It’s common to hear that oversubscription is the cause of slow broadband – but what does that mean? Oversubscription comes into play in any network when the aggregate subscribed customer demand is greater than the available bandwidth.
The easiest way to understand the concept is with an example. Consider a passive optical fiber network where up to 32 homes share the same neighborhood fiber. In the most common GPON technology, the customers on one of these neighborhood nodes (called a PON) share a total of 2.4 gigabits of download data.
If an ISP sells a 100 Mbps download connection to 20 customers on a PON, then in aggregate, those customers could use as much as 2 gigabits of data, meaning there is still unsold capacity – meaning that each customer is guaranteed the full 100 Mbps connection inside the PON. However, if an ISP sells a gigabit connection to 20 customers, then there are 20 gigabits of potential customer usage that have been pledged over the same 2.4-gigabit physical path. The ISP has sold more than 8 times more capacity to customers than is physically available, and this particular PON has an oversubscription ratio of 8.
When people first hear about oversubscription, they are often aghast – they think an ISP has done something shady and is selling people more bandwidth than can be delivered. But in reality, an oversubscription ratio recognizes how people use bandwidth. It’s highly likely in the example of selling gigabit connections that customers will always have access to their bandwidth.
ISPs understand how customers use bandwidth and they can take advantage of the real behavior of customers in deciding oversubscription ratios. In this example, it’s highly unlikely that any residential customer ever uses a full gigabit of bandwidth – because there is almost no place on the web that where a residential customer can connect at that speed.
But more importantly, a home subscribing to a gigabit connection mostly doesn’t use most of the bandwidth they’ve purchased. A home isn’t using much bandwidth when people are asleep or away from home. The residents of a gigabit home might spend the evening watching a few simultaneous videos and barely use any bandwidth. The ISP is banking on the normal behavior of its customers in determining a safe oversubscription ratio. ISPs have come to learn that households buying gigabit connections often don’t use any more bandwidth than homes buying 100 Mbps connections – they just complete web transactions faster.
Even should bandwidth in this example PON ever get too busy, the issue is likely temporary. For example, if a few doctors lived in this neighborhood and were downloading big MRI files at the same time, the neighborhood might temporarily cross the 2.4-gigabit available bandwidth limit. Since transactions happen quickly for a gigabit customer, such an event would not likely last very long, and even when it was occurring most residents in the PON wouldn’t see a perceptible difference.
It is possible to badly oversubscribe a neighborhood.
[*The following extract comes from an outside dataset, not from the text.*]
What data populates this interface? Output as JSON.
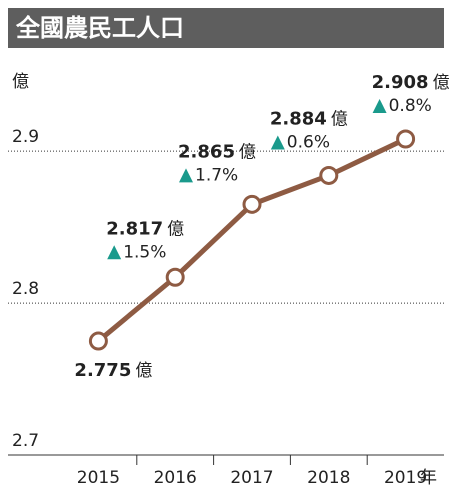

Anybody who uses a cable company for broadband can remember back a decade when broadband slowed to a crawl when homes started watching Netflix in the evening. The cable company networks were not designed for steady video streaming and were oversubscribing bandwidth by factors of 200 to one or higher. It became routine for the bandwidth demand for a neighborhood to significantly surpass network capacity, and the whole neighborhood experienced a slowdown. Since then, the cable companies have largely eliminated the problem by decreasing the number of households in a node.
As an aside, ISPs know they have to treat business neighborhoods differently. Businesses might engage in steady large bandwidth uses like connecting to multiple branches, using software platforms in the cloud, using cloud-based VoIP, etc. An oversubscription ratio that works in a residential neighborhood is likely to be far too high in some business neighborhoods.
To make the issue even more confusing, the sharing of bandwidth at the neighborhood level is only one place in a network where oversubscription comes into play. Any other place inside the ISP network where customer data is aggregated and combined will face the same oversubscription issue. The industry uses the term chokepoint to describe a place in a network where bandwidth can become a constraint. There is a minimum of three chokepoints in every ISP network, and there can be many more. Bandwidth can be choked in the neighborhood as described above, can be choked in the primary network routers that direct traffic, or can be choked on the path between the ISP and the Internet. If any chokepoint in an ISP network gets over-busy, then the ISP has oversubscribed the portion of the network feeding into the chokepoint.